Só que o Código do Processo Penal diz que não é permitida “a transmissão ou registo de imagens ou de tomadas de som relativas à prática de qualquer acto processual, nomeadamente da audiência, salvo se a autoridade judiciária” o autorizar. E a reportagem fora para o ar sem a autorização da divulgação desses excertos sonoros.

O presidente do colectivo de juízes apresentou então queixa contra Sofia Pinto Coelho. E a jornalista acabou por ser condenada pelo Tribunal Judicial da Comarca de Oeiras. Recorreu da decisão. Entendia que tendo havido a gravação das sessões em suporte magnético do próprio tribunal, esse som gravado não deveria, após a sentença, ficar “eternamente sepultado, nas prateleiras de um qualquer arquivo morto” — como se lê nas alegações que mais tarde serão apresentadas ao Tribunal Constitucional.

Sustentava também que o que a lei proibia era a “tomada de som” e a sua transmissão até à data da sentença (ora ela usara peças do tribunal, após a sentença). E lembrava que a sua reportagem tinha como objectivo denunciar “um erro da justiça”, que tinha posto em causa a liberdade de um indivíduo, o que prevalecia sobre qualquer acto ilícito que tivesse sido cometido. O tribunal não concordou. E condenou-a a 1500 euros de multa, o que veio a ser confirmado pelo Tribunal da Relação de Lisboa.

A jornalista recorre então para o Constitucional, defendendo que era inconstitucional a forma como o Código de Processo Penal (que diz que não é permitida “a transmissão ou registo de imagens...”) havia sido interpretado pelos tribunais até ali, para a condenar. O que é rejeitado já em Fevereiro de 2011.

Liberdade de expressão

Ao TEDH Sofia Pinto Coelho alegou que a sua condenação por desobediência atenta contra o artigo 10 da Convenção Europeia dos Direitos do Homem, que protege o direito à liberdade de expressão e a liberdade de receber ou de transmitir informações ou ideias.

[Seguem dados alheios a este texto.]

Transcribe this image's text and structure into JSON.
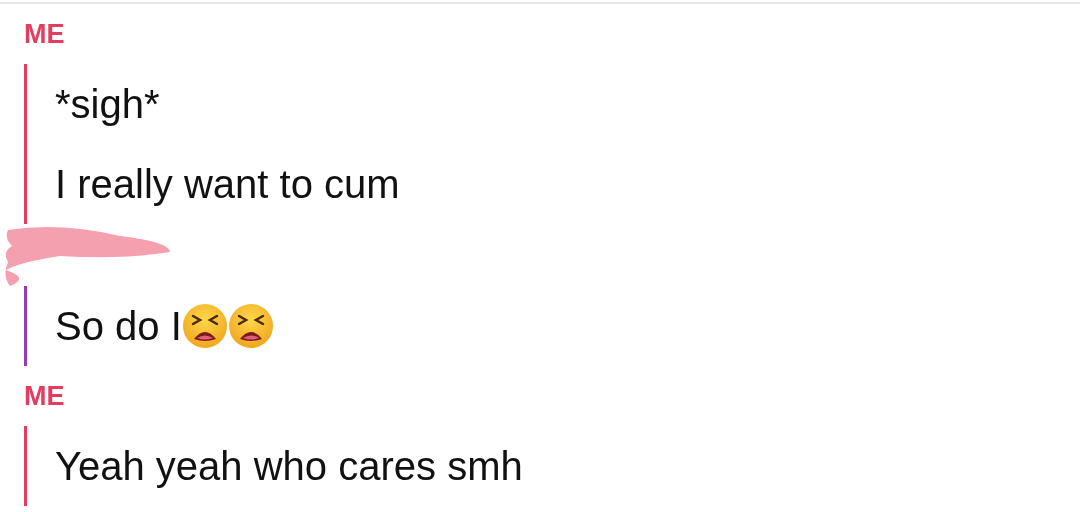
{
  "groups": [
    {
      "sender": {
        "kind": "name",
        "text": "ME"
      },
      "color": "#e23d5f",
      "messages": [
        {
          "parts": [
            {
              "kind": "text",
              "text": "*sigh*"
            }
          ]
        },
        {
          "parts": [
            {
              "kind": "text",
              "text": "I really want to cum"
            }
          ]
        }
      ]
    },
    {
      "sender": {
        "kind": "redacted"
      },
      "color": "#8f3fc0",
      "messages": [
        {
          "parts": [
            {
              "kind": "text",
              "text": "So do I"
            },
            {
              "kind": "emoji"
            },
            {
              "kind": "emoji"
            }
          ]
        }
      ]
    },
    {
      "sender": {
        "kind": "name",
        "text": "ME"
      },
      "color": "#e23d5f",
      "messages": [
        {
          "parts": [
            {
              "kind": "text",
              "text": "Yeah yeah who cares smh"
            }
          ]
        }
      ]
    }
  ]
}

Agora o TEDH dá-lhe razão.

Diz que o Estado deve pagar-lhe de volta 1500 euros por danos materiais, mais 4623,84 euros para despesas e que ela tem direito a uma reparação por danos morais.

Em 2010, foi para o ar a série “Condenados”, onde Sofia Pinto Coelho contava com detalhe a história de quatro erros judiciais. Éder Fortes foi a personagem principal de um dos episódios. Nele, o jovem contava como cumprira até ao fim a totalidade dos quatro anos e meio de pena por causa do telemóvel que fora acusado de roubar e como o tranquilizava saber que muita gente acreditava na sua inocência. Contudo, pouco depois de falar com a jornalista voltou a ser preso por causa de um processo antigo em que tinha sido condenado a pena suspensa – processo que só foi reactivado por causa do processo do telemóvel.

Éder cumpriu no total seis anos de cadeia. Saiu numa noite de Natal, na sequência de um indulto do presidente Cavaco Silva. “Nesse ano foram apenas dois indultos”, recorda Sofia Pinto Coelho.

Éder está bem, garante ainda a jornalista. Tem trabalho, uma mulher, um filho.

A sentença do TEDH torna-se definitiva em três meses, se as partes declararem que não solicitarão a devolução do assunto ao tribunal – ou se, pedindo as partes que isso aconteça, este não o aceitar.